Жить, добывать себе пищу, произвести на свет потомство, проделать все, ради чего мы были рождены, и умереть — полнейшая бессмыслица, согласна, но именно таков порядок вещей. А люди заносчиво полагают, что могут пересилить природу, уйти от назначенного им, бедным биологическим существам, удела, будучи слепы к жестокости и грубости, из которых состоит их жизнь, их любовь, их деторождение и братоубийственные войны.

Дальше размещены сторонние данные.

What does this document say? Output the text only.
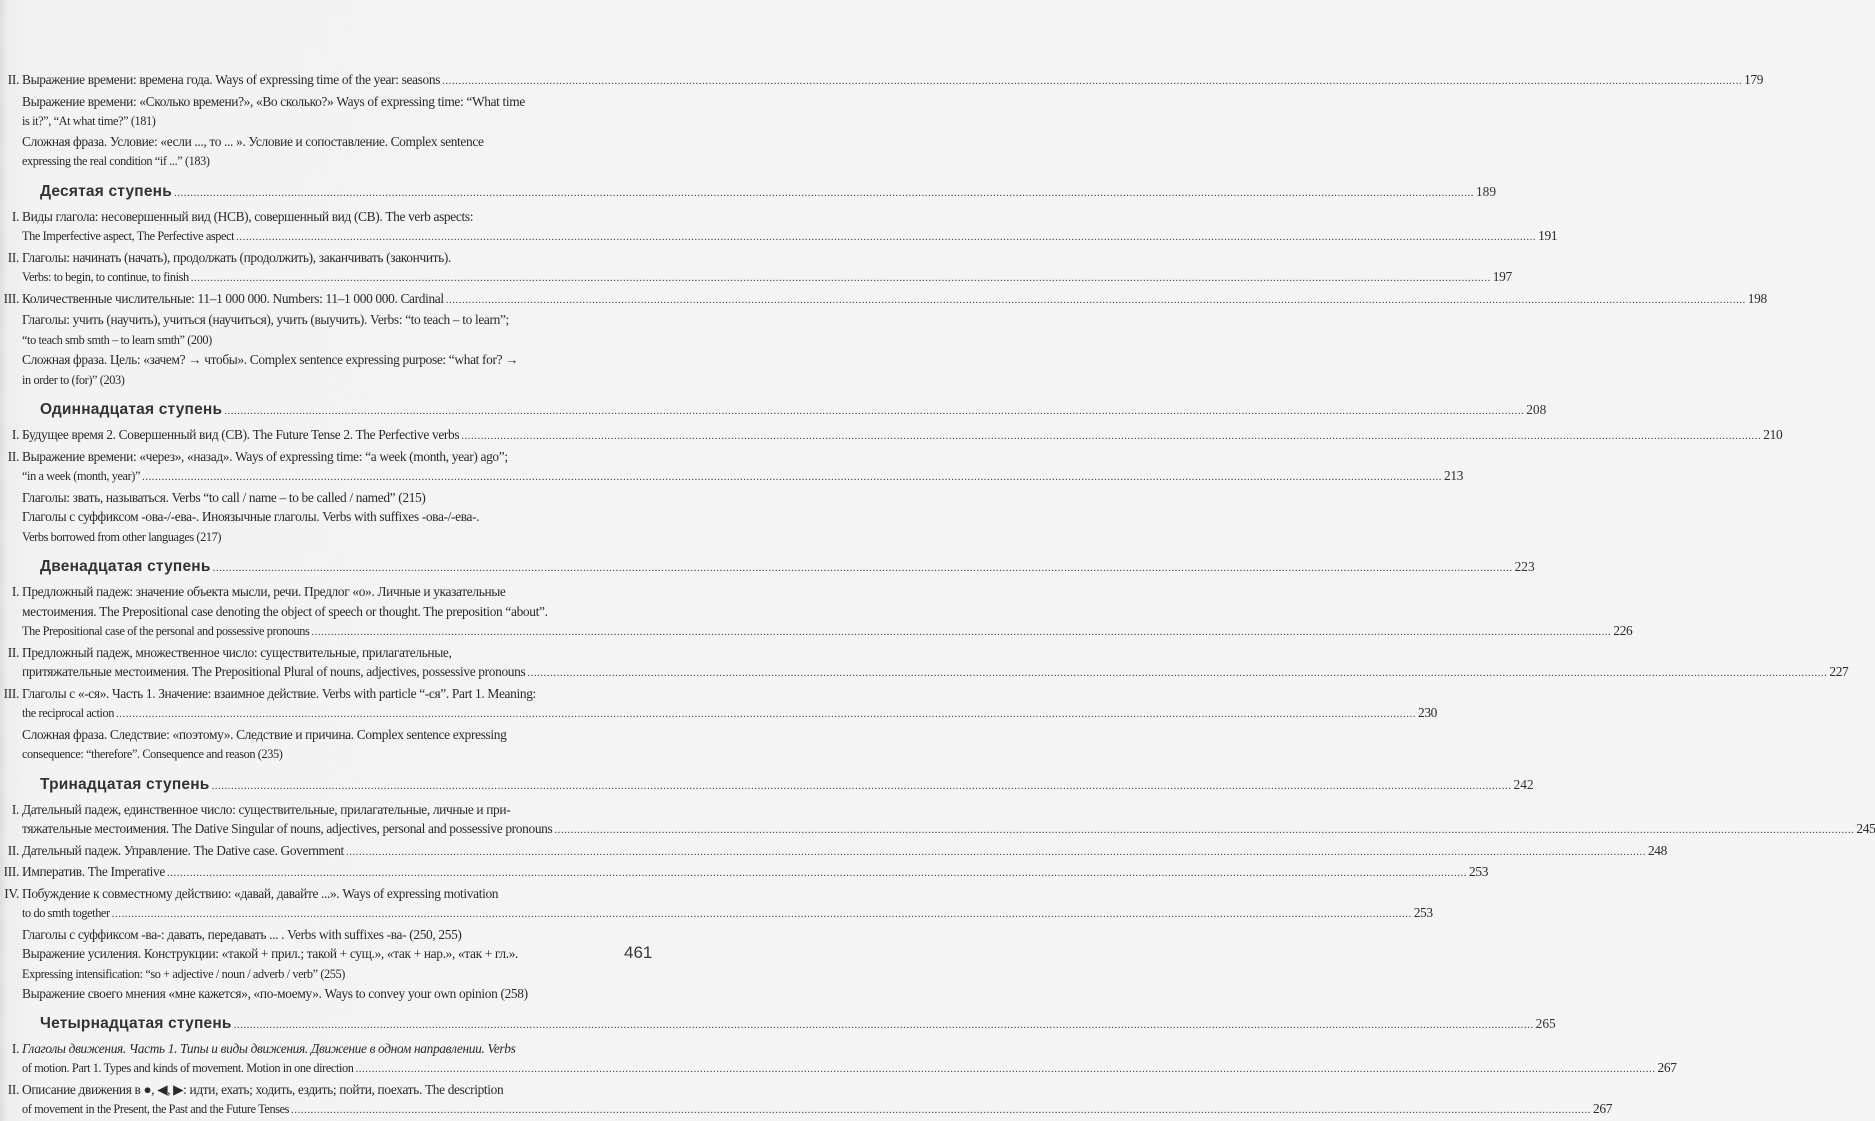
II. Выражение времени: времена года. Ways of expressing time of the year: seasons .....	179
Выражение времени: «Сколько времени?», «Во сколько?» Ways of expressing time: “What time
is it?”, “At what time?” (181)
Сложная фраза. Условие: «если ..., то ... ». Условие и сопоставление. Complex sentence
expressing the real condition “if ...” (183)
Десятая ступень .....	189
I. Виды глагола: несовершенный вид (НСВ), совершенный вид (СВ). The verb aspects:
The Imperfective aspect, The Perfective aspect .....	191
II. Глаголы: начинать (начать), продолжать (продолжить), заканчивать (закончить).
Verbs: to begin, to continue, to finish .....	197
III. Количественные числительные: 11–1 000 000. Numbers: 11–1 000 000. Cardinal .....	198
Глаголы: учить (научить), учиться (научиться), учить (выучить). Verbs: “to teach – to learn”;
“to teach smb smth – to learn smth” (200)
Сложная фраза. Цель: «зачем? → чтобы». Complex sentence expressing purpose: “what for? →
in order to (for)” (203)
Одиннадцатая ступень .....	208
I. Будущее время 2. Совершенный вид (СВ). The Future Tense 2. The Perfective verbs .....	210
II. Выражение времени: «через», «назад». Ways of expressing time: “a week (month, year) ago”;
“in a week (month, year)” .....	213
Глаголы: звать, называться. Verbs “to call / name – to be called / named” (215)
Глаголы с суффиксом -ова-/-ева-. Иноязычные глаголы. Verbs with suffixes -ова-/-ева-.
Verbs borrowed from other languages (217)
Двенадцатая ступень .....	223
I. Предложный падеж: значение объекта мысли, речи. Предлог «о». Личные и указательные
местоимения. The Prepositional case denoting the object of speech or thought. The preposition “about”.
The Prepositional case of the personal and possessive pronouns .....	226
II. Предложный падеж, множественное число: существительные, прилагательные,
притяжательные местоимения. The Prepositional Plural of nouns, adjectives, possessive pronouns .....	227
III. Глаголы с «-ся». Часть 1. Значение: взаимное действие. Verbs with particle “-ся”. Part 1. Meaning:
the reciprocal action .....	230
Сложная фраза. Следствие: «поэтому». Следствие и причина. Complex sentence expressing
consequence: “therefore”. Consequence and reason (235)
Тринадцатая ступень .....	242
I. Дательный падеж, единственное число: существительные, прилагательные, личные и при-
тяжательные местоимения. The Dative Singular of nouns, adjectives, personal and possessive pronouns .....	245
II. Дательный падеж. Управление. The Dative case. Government .....	248
III. Императив. The Imperative .....	253
IV. Побуждение к совместному действию: «давай, давайте ...». Ways of expressing motivation
to do smth together .....	253
Глаголы с суффиксом -ва-: давать, передавать ... . Verbs with suffixes -ва- (250, 255)
Выражение усиления. Конструкции: «такой + прил.; такой + сущ.», «так + нар.», «так + гл.».
Expressing intensification: “so + adjective / noun / adverb / verb” (255)
Выражение своего мнения «мне кажется», «по-моему». Ways to convey your own opinion (258)
Четырнадцатая ступень .....	265
I. Глаголы движения. Часть 1. Типы и виды движения. Движение в одном направлении. Verbs
of motion. Part 1. Types and kinds of movement. Motion in one direction .....	267
II. Описание движения в ●, ◀, ▶: идти, ехать; ходить, ездить; пойти, поехать. The description
of movement in the Present, the Past and the Future Tenses .....	267
461
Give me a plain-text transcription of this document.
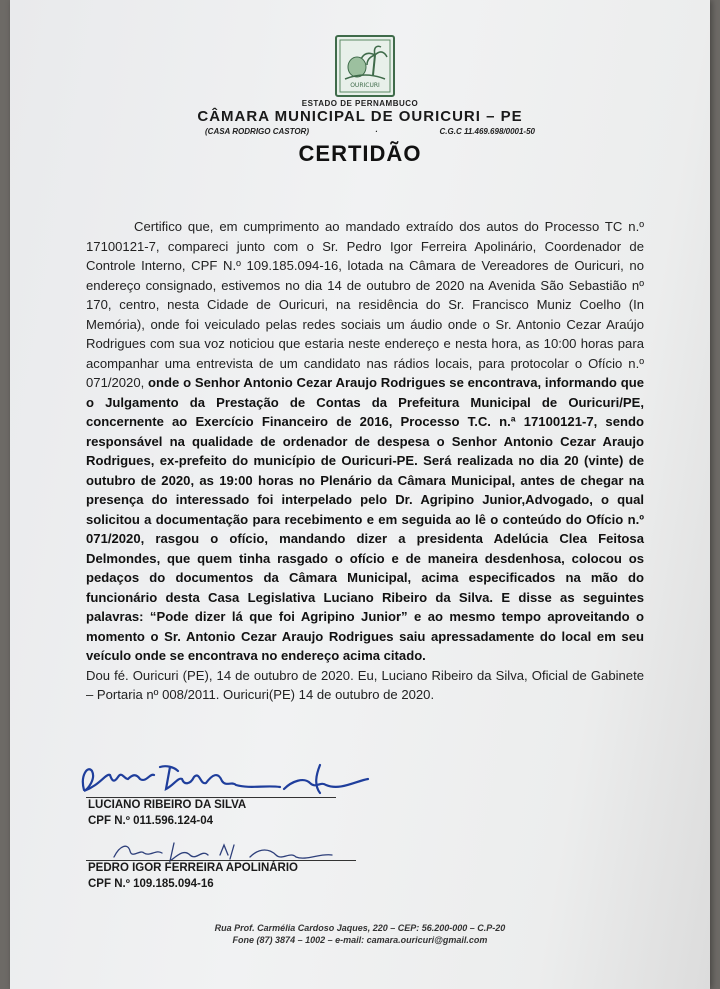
OURICURI
ESTADO DE PERNAMBUCO
CÂMARA MUNICIPAL DE OURICURI – PE
(CASA RODRIGO CASTOR)	·	C.G.C 11.469.698/0001-50
CERTIDÃO

Certifico que, em cumprimento ao mandado extraído dos autos do Processo TC n.º 17100121-7, compareci junto com o Sr. Pedro Igor Ferreira Apolinário, Coordenador de Controle Interno, CPF N.º 109.185.094-16, lotada na Câmara de Vereadores de Ouricuri, no endereço consignado, estivemos no dia 14 de outubro de 2020 na Avenida São Sebastião nº 170, centro, nesta Cidade de Ouricuri, na residência do Sr. Francisco Muniz Coelho (In Memória), onde foi veiculado pelas redes sociais um áudio onde o Sr. Antonio Cezar Araújo Rodrigues com sua voz noticiou que estaria neste endereço e nesta hora, as 10:00 horas para acompanhar uma entrevista de um candidato nas rádios locais, para protocolar o Ofício n.º 071/2020, onde o Senhor Antonio Cezar Araujo Rodrigues se encontrava, informando que o Julgamento da Prestação de Contas da Prefeitura Municipal de Ouricuri/PE, concernente ao Exercício Financeiro de 2016, Processo T.C. n.ª 17100121-7, sendo responsável na qualidade de ordenador de despesa o Senhor Antonio Cezar Araujo Rodrigues, ex-prefeito do município de Ouricuri-PE. Será realizada no dia 20 (vinte) de outubro de 2020, as 19:00 horas no Plenário da Câmara Municipal, antes de chegar na presença do interessado foi interpelado pelo Dr. Agripino Junior,Advogado, o qual solicitou a documentação para recebimento e em seguida ao lê o conteúdo do Ofício n.º 071/2020, rasgou o ofício, mandando dizer a presidenta Adelúcia Clea Feitosa Delmondes, que quem tinha rasgado o ofício e de maneira desdenhosa, colocou os pedaços do documentos da Câmara Municipal, acima especificados na mão do funcionário desta Casa Legislativa Luciano Ribeiro da Silva. E disse as seguintes palavras: “Pode dizer lá que foi Agripino Junior” e ao mesmo tempo aproveitando o momento o Sr. Antonio Cezar Araujo Rodrigues saiu apressadamente do local em seu veículo onde se encontrava no endereço acima citado.

Dou fé. Ouricuri (PE), 14 de outubro de 2020. Eu, Luciano Ribeiro da Silva, Oficial de Gabinete – Portaria nº 008/2011. Ouricuri(PE) 14 de outubro de 2020.

LUCIANO RIBEIRO DA SILVA
CPF N.º 011.596.124-04
PEDRO IGOR FERREIRA APOLINÁRIO
CPF N.º 109.185.094-16
Rua Prof. Carmélia Cardoso Jaques, 220 – CEP: 56.200-000 – C.P-20
Fone (87) 3874 – 1002 – e-mail: camara.ouricuri@gmail.com
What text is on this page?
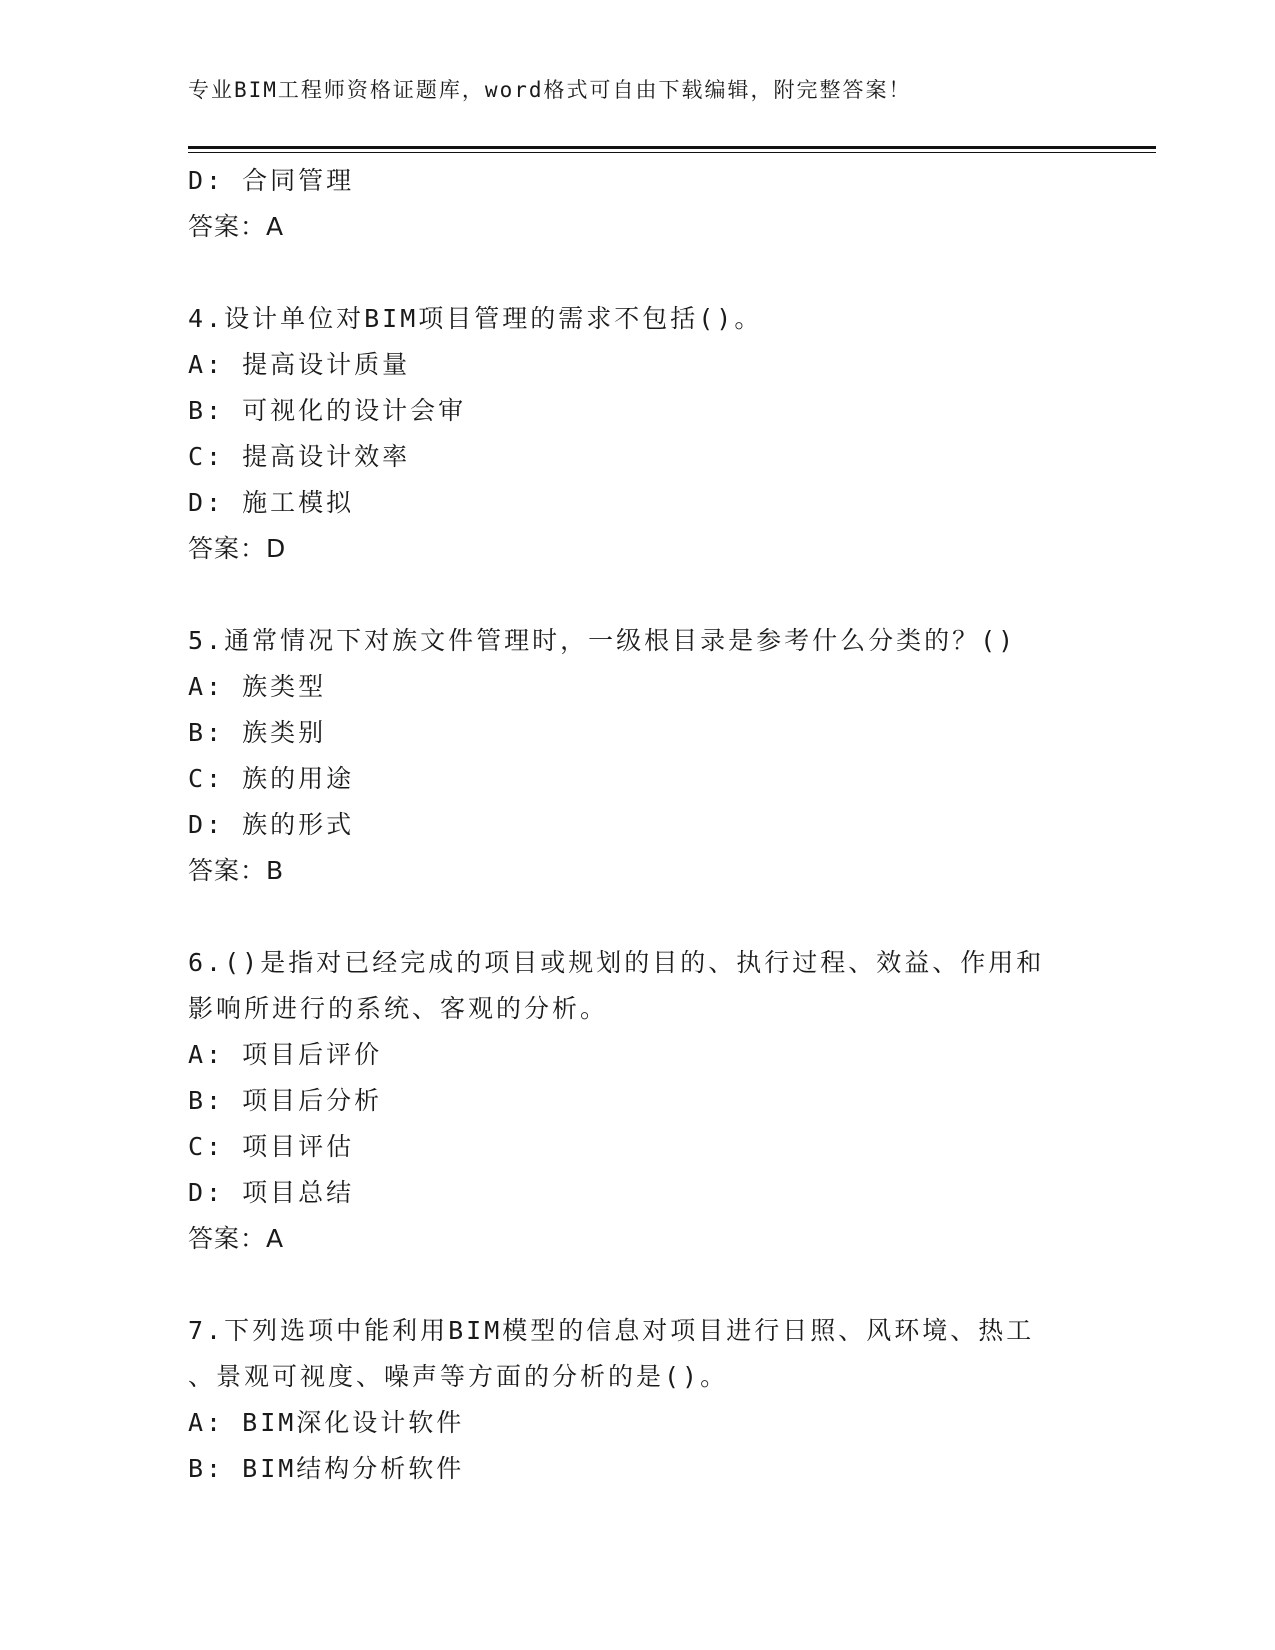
专业BIM工程师资格证题库，word格式可自由下载编辑，附完整答案！
D: 合同管理
答案：A
4.设计单位对BIM项目管理的需求不包括()。
A: 提高设计质量
B: 可视化的设计会审
C: 提高设计效率
D: 施工模拟
答案：D
5.通常情况下对族文件管理时，一级根目录是参考什么分类的？()
A: 族类型
B: 族类别
C: 族的用途
D: 族的形式
答案：B
6.()是指对已经完成的项目或规划的目的、执行过程、效益、作用和
影响所进行的系统、客观的分析。
A: 项目后评价
B: 项目后分析
C: 项目评估
D: 项目总结
答案：A
7.下列选项中能利用BIM模型的信息对项目进行日照、风环境、热工
、景观可视度、噪声等方面的分析的是()。
A: BIM深化设计软件
B: BIM结构分析软件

Я думаю, единственное, что нам остается, — это постараться найти дело, для которого мы родились, и выполнить его в меру своих сил, ничего не усложняя и не веря в сказки о божественном начале в нашем животном естестве. Только тогда смерть застанет нас за толковым занятием. Свобода, выбор, воля — все это химеры. Мы воображаем, будто можно делать мед, не разделяя участи пчел; но это не так: мы такие же бедные пчелы, которым надлежит исполнить то, что должно, и потом умереть.

Так бывает в самые счастливые минуты жизни. Когда, сорвавшись с привязи сознания и намерений, мы отдаемся на волю внутренней стихии, видим собственные действия так, словно это действуем не мы, и в то же время получаем удовольствие от их непроизвольного совершенства.

Тишина, только ветер шумит за окном, шелестят и срываются с веток осенние листья, да спит, разнежившись в тепле и свете, кот. И в каждом глотке — квинтэссенция времени.